Pines, who presented a report on Community Education services to the School Board Sept. 2, said activities are 75 percent paid for by user fees with the remainder coming from state-allowed special tax levies.
Community education has grown significantly from the 1960s when the "Keep the Lights On" movement urged school districts to allow the public to use schools for other activities when not used by students.
The newest program under community education is oversight of a preschool program this year at Pullman and Newport elementary schools.
Other programs under community education:
Last year, 1,426 children participated in Kid's Club, a before- and after-school program, and 914 kids were in summer programs.
Swimming lessons is the largest area in community education programs with 4,822 kids in 524 classes. In water exercise classes, 2,335 people participated.
800 kids took advantage of home-study courses.
The summer Skills Plus program offers tutoring for struggling students.
3,400 kids were in evening gymnastics programs at Park and Woodbury high schools.
2,635 kids participated in summer camps and clinics.
1,440 students in grades six to eight were in middle school intramural athletics.

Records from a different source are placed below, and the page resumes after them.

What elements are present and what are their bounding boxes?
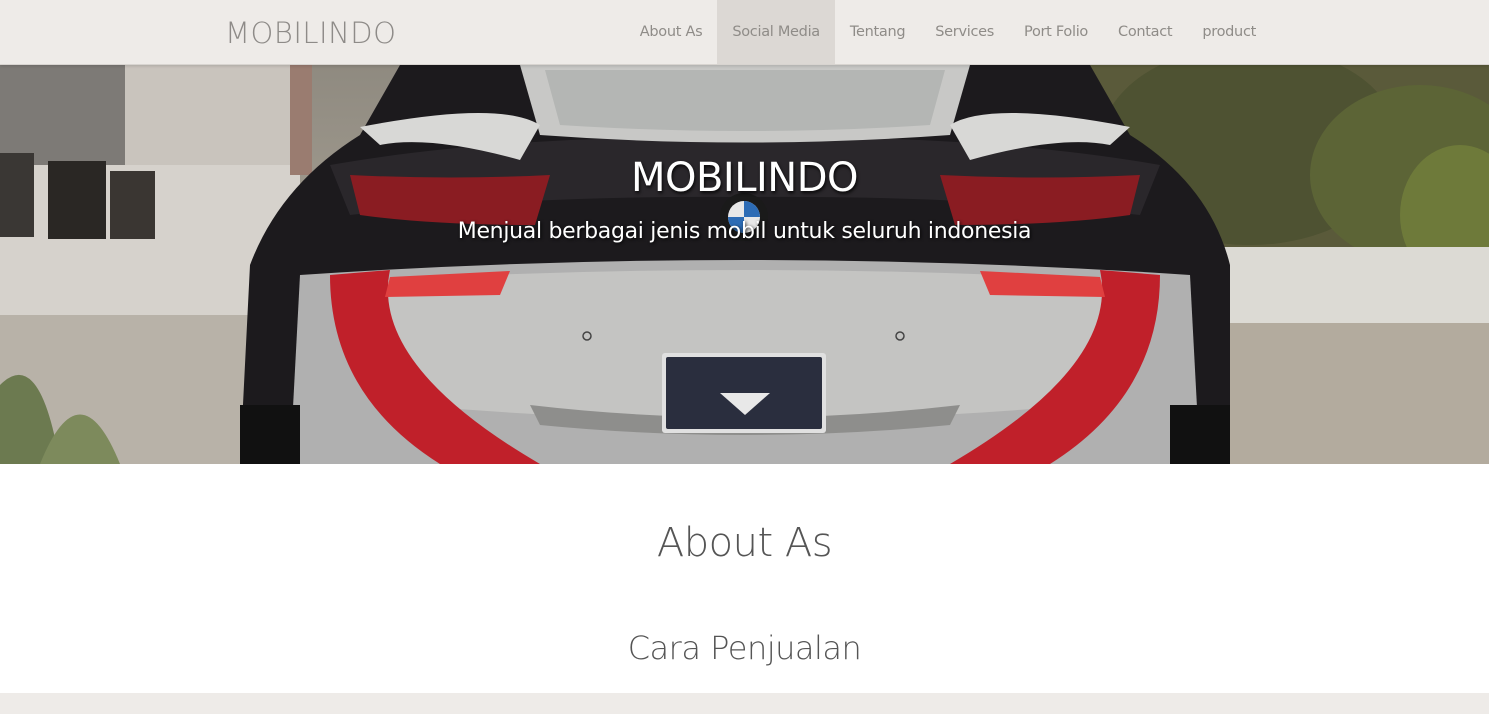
nav-menu: About As Social Media Tentang Services P…	[625, 0, 1271, 64]
nav-item-contact[interactable]: Contact	[1103, 0, 1187, 64]
nav-item-social-media[interactable]: Social Media	[717, 0, 835, 64]
nav-item-services[interactable]: Services	[920, 0, 1009, 64]
nav-item-tentang[interactable]: Tentang	[835, 0, 920, 64]
hero-car-image	[0, 65, 1489, 464]
hero-title: MOBILINDO	[630, 155, 859, 201]
nav-item-port-folio[interactable]: Port Folio	[1009, 0, 1103, 64]
nav-item-product[interactable]: product	[1187, 0, 1271, 64]
navbar: MOBILINDO About As Social Media Tentang …	[0, 0, 1489, 65]
hero-subtitle: Menjual berbagai jenis mobil untuk selur…	[457, 219, 1032, 244]
hero-banner: MOBILINDO Menjual berbagai jenis mobil u…	[0, 65, 1489, 464]
nav-item-about-as[interactable]: About As	[625, 0, 718, 64]
brand-logo[interactable]: MOBILINDO	[225, 15, 396, 51]
about-section-title: About As	[656, 520, 833, 566]
next-section-strip	[0, 693, 1489, 714]
about-section-subtitle: Cara Penjualan	[627, 629, 862, 667]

The Credit Recovery program offered 1,000 students chances to earn more than 2,000 credits.
The High School Diploma Center, which graduated 30 students in June, is now open in summer with five additional students getting diplomas.
566 people participated in Adult Basic Education.
Community Band, active for 17 years, serves musicians from ages 12 to 80.
Classes and activities are offered for adults with disabilities.
About 20 programs are offered at the South Washington Senior Center.
National speakers talk to residents about parenting issues.
The Lifelong Learning Foundation, funded by private donations and fundraising, awards six college scholarships each year.
Community Education is again participating in the Empty Bowls project to raise money for orphanages in Africa.
Adult Enrichment brings hundreds of people to classes on topics and activities from computers to crafts.
Community education oversees events and programs in Park, Woodbury and East Ridge high school activity centers.
Early Childhood and Family Education offers a variety of programs for pre-school children.
School readiness programs are offered including a two-week "Kindergarten Here We Come" summer program.
Kindergarten Plus offers an additional half day of kindergarten in addition to the half day paid for by the district.